The patient was immediately treated with insulin, and was admitted for further investigation and treatment. Due to the patient's strong family history of diabetes, hypoacusis, and pattern of inheritance, a working diagnosis of maternally inherited diabetes and deafness (MIDD) was explored. At the time of admission, the patient was being counseled on genetic testing for confirmation.

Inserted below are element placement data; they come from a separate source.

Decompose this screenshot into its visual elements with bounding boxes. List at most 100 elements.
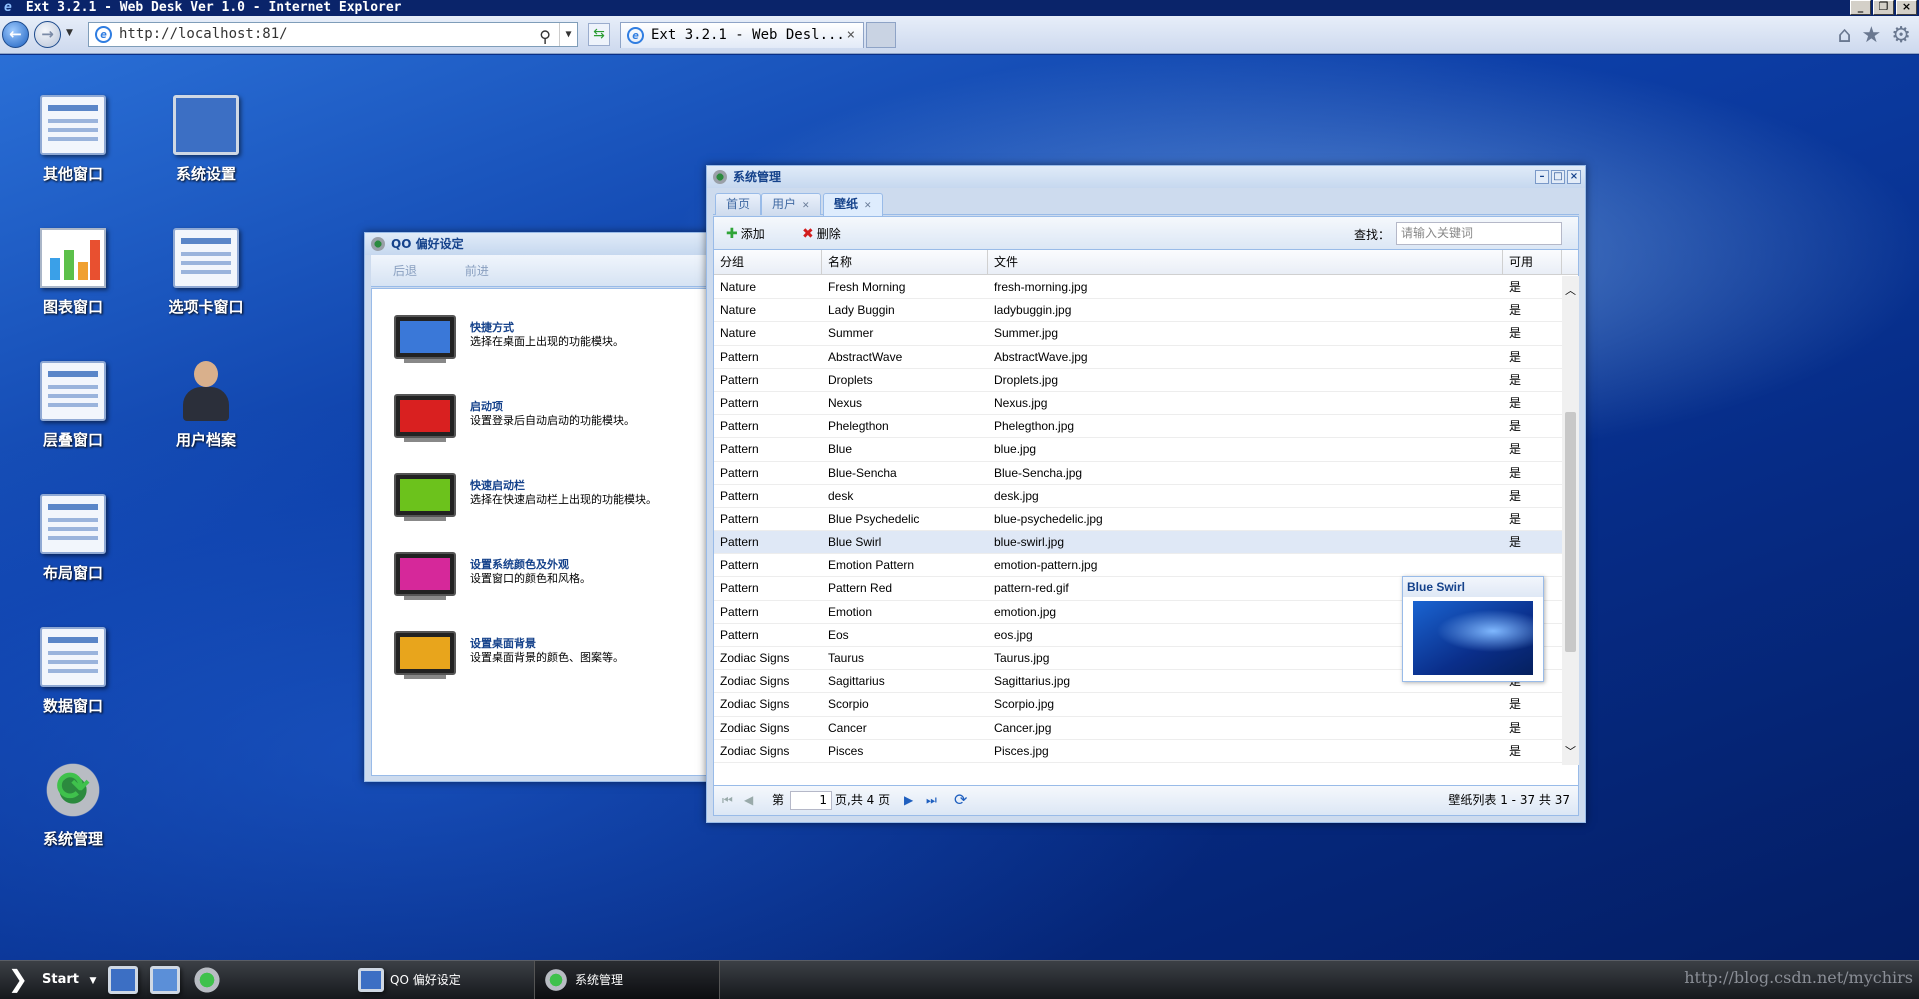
- table-row[interactable]: Pattern Droplets Droplets.jpg 是: [714, 369, 1562, 392]
- restore-button[interactable]: ❐: [1873, 0, 1894, 15]
- desktop-icon-layout-window[interactable]: 布局窗口: [13, 494, 133, 583]
- quicklaunch-settings-icon[interactable]: [150, 966, 180, 994]
- add-label: 添加: [740, 227, 765, 241]
- cell-enabled: 是: [1509, 419, 1522, 434]
- table-row[interactable]: Nature Fresh Morning fresh-morning.jpg 是: [714, 276, 1562, 300]
- paging-toolbar: ⏮ ◀ 第 1 页,共 4 页 ▶ ⏭ ⟳ 壁纸列表 1 - 37 共 37: [714, 785, 1578, 815]
- scroll-up-icon[interactable]: ︿: [1562, 282, 1579, 298]
- desktop-icon-label: 系统管理: [42, 830, 103, 848]
- add-button[interactable]: ✚ 添加: [726, 225, 765, 242]
- settings-icon[interactable]: ⚙: [1891, 25, 1911, 47]
- prev-page-icon[interactable]: ◀: [744, 786, 753, 814]
- vertical-scrollbar[interactable]: ︿ ﹀: [1562, 276, 1579, 765]
- next-page-icon[interactable]: ▶: [904, 786, 913, 814]
- cell-group: Pattern: [720, 535, 759, 550]
- preferences-window[interactable]: QO 偏好设定 后退 前进 快捷方式 选择在桌面上出现的功能模块。 启动项 设置…: [364, 232, 715, 782]
- tab-close-icon[interactable]: ✕: [802, 201, 810, 211]
- desktop-icon-data-window[interactable]: 数据窗口: [13, 627, 133, 716]
- history-dropdown-icon[interactable]: ▼: [66, 28, 73, 38]
- desktop-icon-user-profile[interactable]: 用户档案: [146, 361, 266, 450]
- start-button[interactable]: ❯ Start ▼: [8, 961, 96, 999]
- column-header-name[interactable]: 名称: [822, 250, 988, 274]
- table-row[interactable]: Pattern Blue-Sencha Blue-Sencha.jpg 是: [714, 462, 1562, 485]
- browser-tab[interactable]: e Ext 3.2.1 - Web Desl... ×: [620, 22, 864, 48]
- table-row[interactable]: Nature Lady Buggin ladybuggin.jpg 是: [714, 299, 1562, 323]
- search-input[interactable]: 请输入关键词: [1396, 222, 1562, 245]
- taskbar: ❯ Start ▼ QO 偏好设定 系统管理: [0, 960, 1919, 999]
- system-admin-window[interactable]: 系统管理 – □ × 首页 用户 ✕ 壁纸 ✕ ✚ 添加 ✖ 删除 查找： 请输入关键词…: [706, 165, 1586, 823]
- back-link[interactable]: 后退: [393, 264, 417, 278]
- desktop-icon-system-admin[interactable]: 系统管理: [13, 760, 133, 849]
- column-header-group[interactable]: 分组: [714, 250, 822, 274]
- paging-summary: 壁纸列表 1 - 37 共 37: [1448, 793, 1570, 807]
- home-icon[interactable]: ⌂: [1838, 25, 1852, 47]
- pref-item-background[interactable]: 设置桌面背景 设置桌面背景的颜色、图案等。: [394, 631, 714, 691]
- pref-item-autorun[interactable]: 启动项 设置登录后自动启动的功能模块。: [394, 394, 714, 454]
- forward-button[interactable]: →: [34, 21, 61, 48]
- column-header-file[interactable]: 文件: [988, 250, 1503, 274]
- pref-item-quickstart[interactable]: 快速启动栏 选择在快速启动栏上出现的功能模块。: [394, 473, 714, 533]
- table-row[interactable]: Pattern Blue Swirl blue-swirl.jpg 是: [714, 531, 1562, 555]
- table-row[interactable]: Pattern Phelegthon Phelegthon.jpg 是: [714, 415, 1562, 439]
- tab-home[interactable]: 首页: [715, 193, 762, 215]
- table-row[interactable]: Pattern Blue Psychedelic blue-psychedelic.…: [714, 508, 1562, 532]
- table-row[interactable]: Pattern Blue blue.jpg 是: [714, 438, 1562, 462]
- refresh-icon[interactable]: ⟳: [954, 786, 967, 814]
- forward-link[interactable]: 前进: [465, 264, 489, 278]
- refresh-button[interactable]: ⇆: [588, 23, 610, 46]
- scroll-down-icon[interactable]: ﹀: [1562, 743, 1579, 759]
- search-icon[interactable]: ⚲: [539, 25, 551, 48]
- favorites-icon[interactable]: ★: [1862, 25, 1882, 47]
- monitor-icon: [394, 552, 456, 596]
- page-number-input[interactable]: 1: [790, 791, 832, 810]
- address-bar[interactable]: e http://localhost:81/ ⚲ ▼: [88, 22, 578, 47]
- scroll-thumb[interactable]: [1565, 412, 1576, 652]
- table-row[interactable]: Pattern Emotion Pattern emotion-pattern.jp…: [714, 554, 1562, 578]
- desktop-icon-cascade-window[interactable]: 层叠窗口: [13, 361, 133, 450]
- cell-enabled: 是: [1509, 442, 1522, 457]
- cell-name: Scorpio: [828, 697, 869, 712]
- pref-item-shortcuts[interactable]: 快捷方式 选择在桌面上出现的功能模块。: [394, 315, 714, 375]
- desktop-icon-tab-window[interactable]: 选项卡窗口: [146, 228, 266, 317]
- quicklaunch-monitor-icon[interactable]: [108, 966, 138, 994]
- close-icon[interactable]: ×: [1567, 170, 1581, 184]
- tab-wallpaper[interactable]: 壁纸 ✕: [823, 193, 883, 216]
- taskbar-task-prefs[interactable]: QO 偏好设定: [350, 961, 535, 999]
- table-row[interactable]: Zodiac Signs Cancer Cancer.jpg 是: [714, 717, 1562, 740]
- delete-button[interactable]: ✖ 删除: [802, 225, 841, 242]
- table-row[interactable]: Nature Summer Summer.jpg 是: [714, 322, 1562, 346]
- desktop-icon-label: 系统设置: [175, 165, 236, 183]
- tab-close-icon[interactable]: ✕: [864, 201, 872, 211]
- desktop-icon-other-window[interactable]: 其他窗口: [13, 95, 133, 184]
- new-tab-button[interactable]: [866, 22, 896, 48]
- pref-item-appearance[interactable]: 设置系统颜色及外观 设置窗口的颜色和风格。: [394, 552, 714, 612]
- quicklaunch-gear-icon[interactable]: [192, 966, 222, 994]
- table-row[interactable]: Zodiac Signs Scorpio Scorpio.jpg 是: [714, 693, 1562, 717]
- desktop-icon-system-settings[interactable]: 系统设置: [146, 95, 266, 184]
- table-row[interactable]: Pattern Nexus Nexus.jpg 是: [714, 392, 1562, 416]
- tab-close-icon[interactable]: ×: [847, 23, 855, 48]
- address-dropdown-icon[interactable]: ▼: [559, 23, 577, 46]
- column-header-enabled[interactable]: 可用: [1503, 250, 1562, 274]
- table-row[interactable]: Zodiac SignsAquariusAquarius.jpg是: [714, 763, 1562, 765]
- cell-name: Emotion: [828, 604, 873, 619]
- monitor-screen: [400, 637, 450, 669]
- window-header[interactable]: 系统管理 – □ ×: [707, 166, 1585, 188]
- window-icon: [40, 95, 106, 155]
- maximize-icon[interactable]: □: [1551, 170, 1565, 184]
- window-header[interactable]: QO 偏好设定: [365, 233, 713, 255]
- taskbar-task-sysadmin[interactable]: 系统管理: [535, 961, 720, 999]
- cell-group: Pattern: [720, 372, 759, 387]
- monitor-icon: [394, 473, 456, 517]
- last-page-icon[interactable]: ⏭: [926, 786, 937, 814]
- first-page-icon[interactable]: ⏮: [722, 786, 733, 814]
- table-row[interactable]: Pattern desk desk.jpg 是: [714, 485, 1562, 508]
- minimize-button[interactable]: _: [1850, 0, 1871, 15]
- tab-users[interactable]: 用户 ✕: [761, 193, 821, 215]
- close-button[interactable]: ×: [1896, 0, 1917, 15]
- desktop-icon-chart-window[interactable]: 图表窗口: [13, 228, 133, 317]
- minimize-icon[interactable]: –: [1535, 170, 1549, 184]
- table-row[interactable]: Pattern AbstractWave AbstractWave.jpg 是: [714, 346, 1562, 369]
- back-button[interactable]: ←: [2, 21, 29, 48]
- table-row[interactable]: Zodiac Signs Pisces Pisces.jpg 是: [714, 740, 1562, 763]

An Unrecognized Genetic Disease

MIDD is a distinct subtype of diabetes, caused by a single point mutation in mitochondrial DNA. The mutation most associated with MIDD involves the mtRNALeu(UUR) gene and consists of a 3243A>G transition. (Diabetes 1994;43[6]:746.) It is believed to be part of a spectrum where patients most affected present with MELAS. (Arch Soc Esp Oftalmol 2009;84[7]:360.) As a result of the involvement of mitochondrial DNA, MIDD is inherited by children of all the affected women, while the affected men pose no risk of passing on the mutated genes. (Diabetologia 1996;39[4]:375.)

The syndrome consists of diabetes and sensorineural hearing loss, and may include other organ system manifestations, including ophthalmologic, cardiac, renal, muscular, and neurological pathologies. The organs that are most metabolically active are most commonly involved; they are most affected by deficiencies in mitochondrial-based respiratory oxidation, leading to inefficient cellular energy production. (Diabet Med 2008;25[4]:383.) It is believed that MIDD is responsible for approximately one percent of all diabetic diagnoses. It is, however, often misdiagnosed as Type 1 or 2 diabetes or as Alport syndrome when only deafness and renal symptoms are present. (Diabet Med 2008;25[4]:383.)

The diabetes of MIDD appears to be due to lack of insulin secretion rather than insulin insensitivity. (Ann Intern Med 2001;134[9 Part 1]:721.) The onset of diabetes is usually gradual, with age of onset occurring at 37± 11 years, although up to 20 percent of patients will present acutely and up to eight percent will experience ketoacidosis. (Diabet Med 2008;25[4]:383.)

More than 75 percent of patients will experience sensorineural hypoacusis attributed to the cochlea rather than the cranial nerve. This hearing loss most often presents before the diabetes manifests itself, and is often the only clinical manifestation of the mutation. (Ann Intern Med 2001;134[9_Part_1]:721.)

Associated diseases include end-stage renal failure, myocardiopathies with early heart failure and stroke, muscular abnormalities including biopsies indicating ragged red fibers, characteristic macular retinal dystrophy, and psychiatric disorders such as depression and schizophrenia. (Diabet Med 2008;25[4]:385.)